- The Washington Times - Monday, May 21, 2018

The Supreme Court decided in favor of employers Monday, ruling that they can enforce arbitration clauses in contracts and head off employees’ attempts at class-action lawsuits.

The majority in the 5-4 ruling said federal law is on the employers’ side in the dispute, and Justice Neil M. Gorsuch, who wrote the majority opinion, said lawmakers were clear in what they had intended — that cannot-sue provisions are not illegal and unenforceable.

“Our rules aiming for harmony over conflict in statutory interpretation grow from an appreciation that it’s the job of Congress by legislation, not this Court by supposition, both to write the laws and to repeal them,” Justice Gorsuch wrote.

“As a matter of policy these questions [of the justice of cannot-sue contracts] are surely debatable. But as a matter of law the answer is clear,” he wrote.

The case of Ernst & Young LLP v. Morris stemmed from an accountant whose job was terminated, who then sought overtime pay for work he’d done. According to his contract, he was supposed to take those disputes to arbitration, but he instead filed a class-action lawsuit.

The 9th U.S. Circuit Court of Appeals ruled in favor of the accountant, saying the National Labor Relations Act protected employees’ right to engage in “concerted activity,” making the cannot-sue provision in the contract unenforceable.

Monday’s decision, which also covered two related cases which had created a “circuit split” on whether such contracts are enforceable, overturns the 9th Circuit ruling, becoming the latest decision by the liberal-leaning West Coast circuit to be met with disapproval by the high court.

Justice Ruth Bader Ginsburg filed a dissent, in which the other three Democratic-appointed justices joined.

She said, reading her decision from the bench, that the court majority’s ruling would result in “huge underenforcement of federal and state statutes designed to advance the well-being of vulnerable workers.”

She urged Congress to step in and rewrite the law to give employees a recourse in the courts, arguing that employees don’t really have a choice on whether to sign such agreements, calling them “arm-twisted, take-it-or-leave-it contracts.”

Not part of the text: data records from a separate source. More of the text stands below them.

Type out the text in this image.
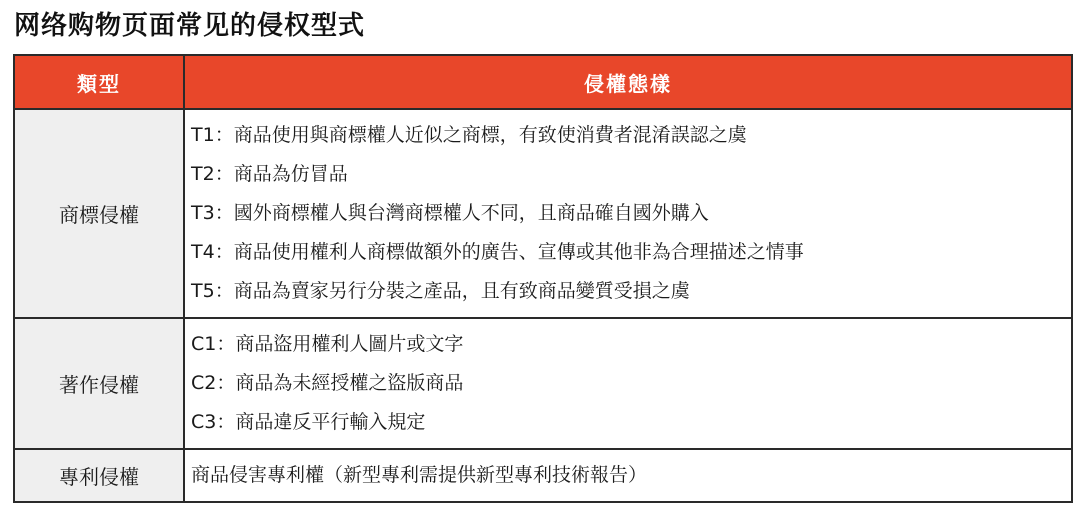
网络购物页面常见的侵权型式
類型	侵權態樣
商標侵權	T1：商品使用與商標權人近似之商標，有致使消費者混淆誤認之虞
T2：商品為仿冒品
T3：國外商標權人與台灣商標權人不同，且商品確自國外購入
T4：商品使用權利人商標做額外的廣告、宣傳或其他非為合理描述之情事
T5：商品為賣家另行分裝之產品，且有致商品變質受損之虞

著作侵權	C1：商品盜用權利人圖片或文字
C2：商品為未經授權之盜版商品
C3：商品違反平行輸入規定

專利侵權	商品侵害專利權（新型專利需提供新型專利技術報告）
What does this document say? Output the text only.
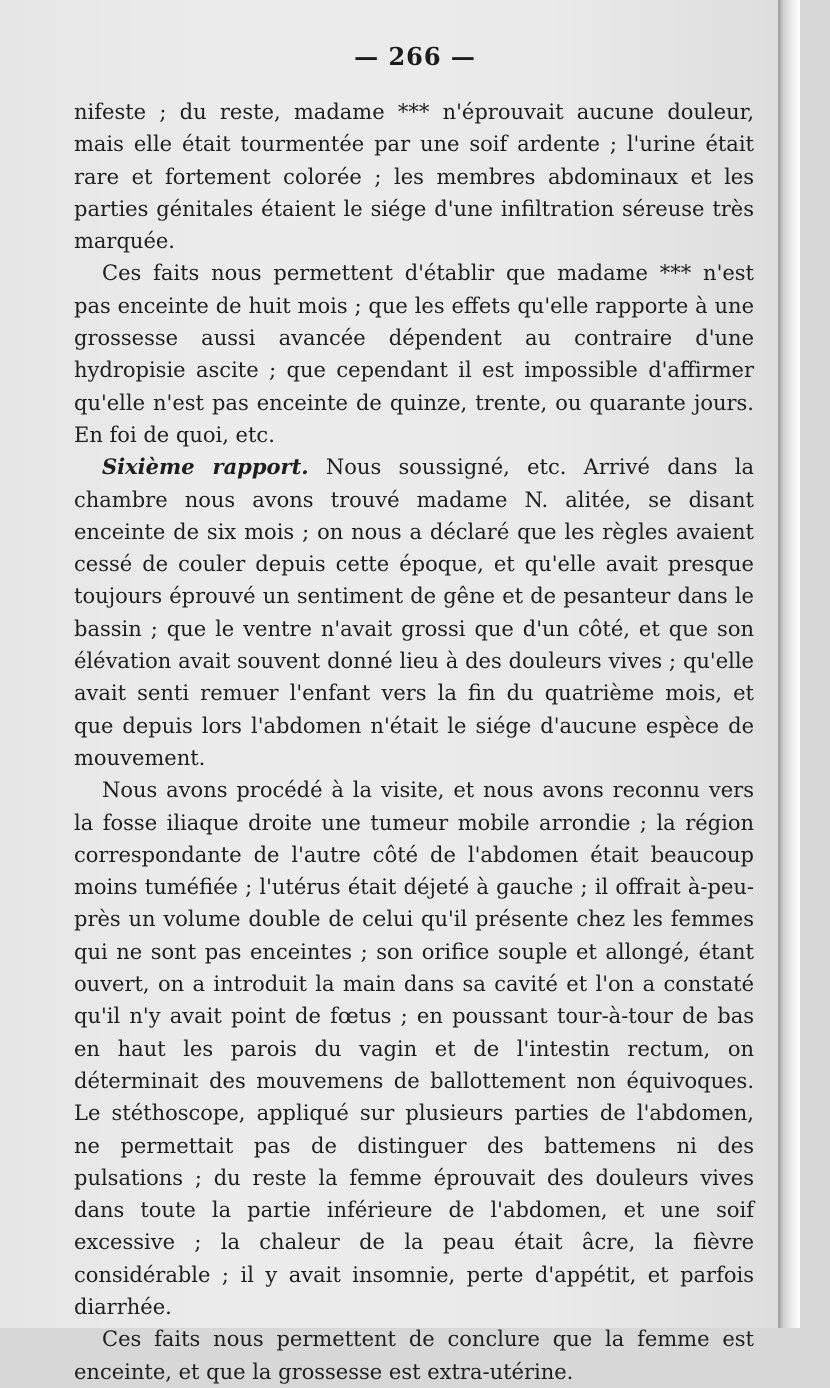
— 266 —

nifeste ; du reste, madame *** n'éprouvait aucune douleur, mais elle était tourmentée par une soif ardente ; l'urine était rare et fortement colorée ; les membres abdominaux et les parties génitales étaient le siége d'une infiltration séreuse très marquée.

Ces faits nous permettent d'établir que madame *** n'est pas enceinte de huit mois ; que les effets qu'elle rapporte à une grossesse aussi avancée dépendent au contraire d'une hydropisie ascite ; que cependant il est impossible d'affirmer qu'elle n'est pas enceinte de quinze, trente, ou quarante jours. En foi de quoi, etc.

Sixième rapport. Nous soussigné, etc. Arrivé dans la chambre nous avons trouvé madame N. alitée, se disant enceinte de six mois ; on nous a déclaré que les règles avaient cessé de couler depuis cette époque, et qu'elle avait presque toujours éprouvé un sentiment de gêne et de pesanteur dans le bassin ; que le ventre n'avait grossi que d'un côté, et que son élévation avait souvent donné lieu à des douleurs vives ; qu'elle avait senti remuer l'enfant vers la fin du quatrième mois, et que depuis lors l'abdomen n'était le siége d'aucune espèce de mouvement.

Nous avons procédé à la visite, et nous avons reconnu vers la fosse iliaque droite une tumeur mobile arrondie ; la région correspondante de l'autre côté de l'abdomen était beaucoup moins tuméfiée ; l'utérus était déjeté à gauche ; il offrait à-peu-près un volume double de celui qu'il présente chez les femmes qui ne sont pas enceintes ; son orifice souple et allongé, étant ouvert, on a introduit la main dans sa cavité et l'on a constaté qu'il n'y avait point de fœtus ; en poussant tour-à-tour de bas en haut les parois du vagin et de l'intestin rectum, on déterminait des mouvemens de ballottement non équivoques. Le stéthoscope, appliqué sur plusieurs parties de l'abdomen, ne permettait pas de distinguer des battemens ni des pulsations ; du reste la femme éprouvait des douleurs vives dans toute la partie inférieure de l'abdomen, et une soif excessive ; la chaleur de la peau était âcre, la fièvre considérable ; il y avait insomnie, perte d'appétit, et parfois diarrhée.

Ces faits nous permettent de conclure que la femme est enceinte, et que la grossesse est extra-utérine.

Though Monday’s decision does not affect union contracts that protect lawsuit-rights, it affects an estimated 25 million non-unionized employees who work under contracts that limit the ability to sue over workplace disputes. And although this case concerned a pay dispute, it could also affect employees’ ability to sue over such issues as the handling of sexual harassment or pay discrimination claims.

The longest-serving Democrat in the Senate, Sen. Patrick Leahy of Vermont, said he agreed with Justice Ginsburg, adding the court’s decision will hide corporate wrongdoing.

“Preventing employees from banding together may serve large corporations, but it does not serve those who face injustice. It stacks the deck against everyday Americans. In the era of the #MeToo movement, when strength in numbers has proven critical to exposing the wrongdoing of powerful interests, this decision threatens to take us a step backward,” Mr. Leahy said.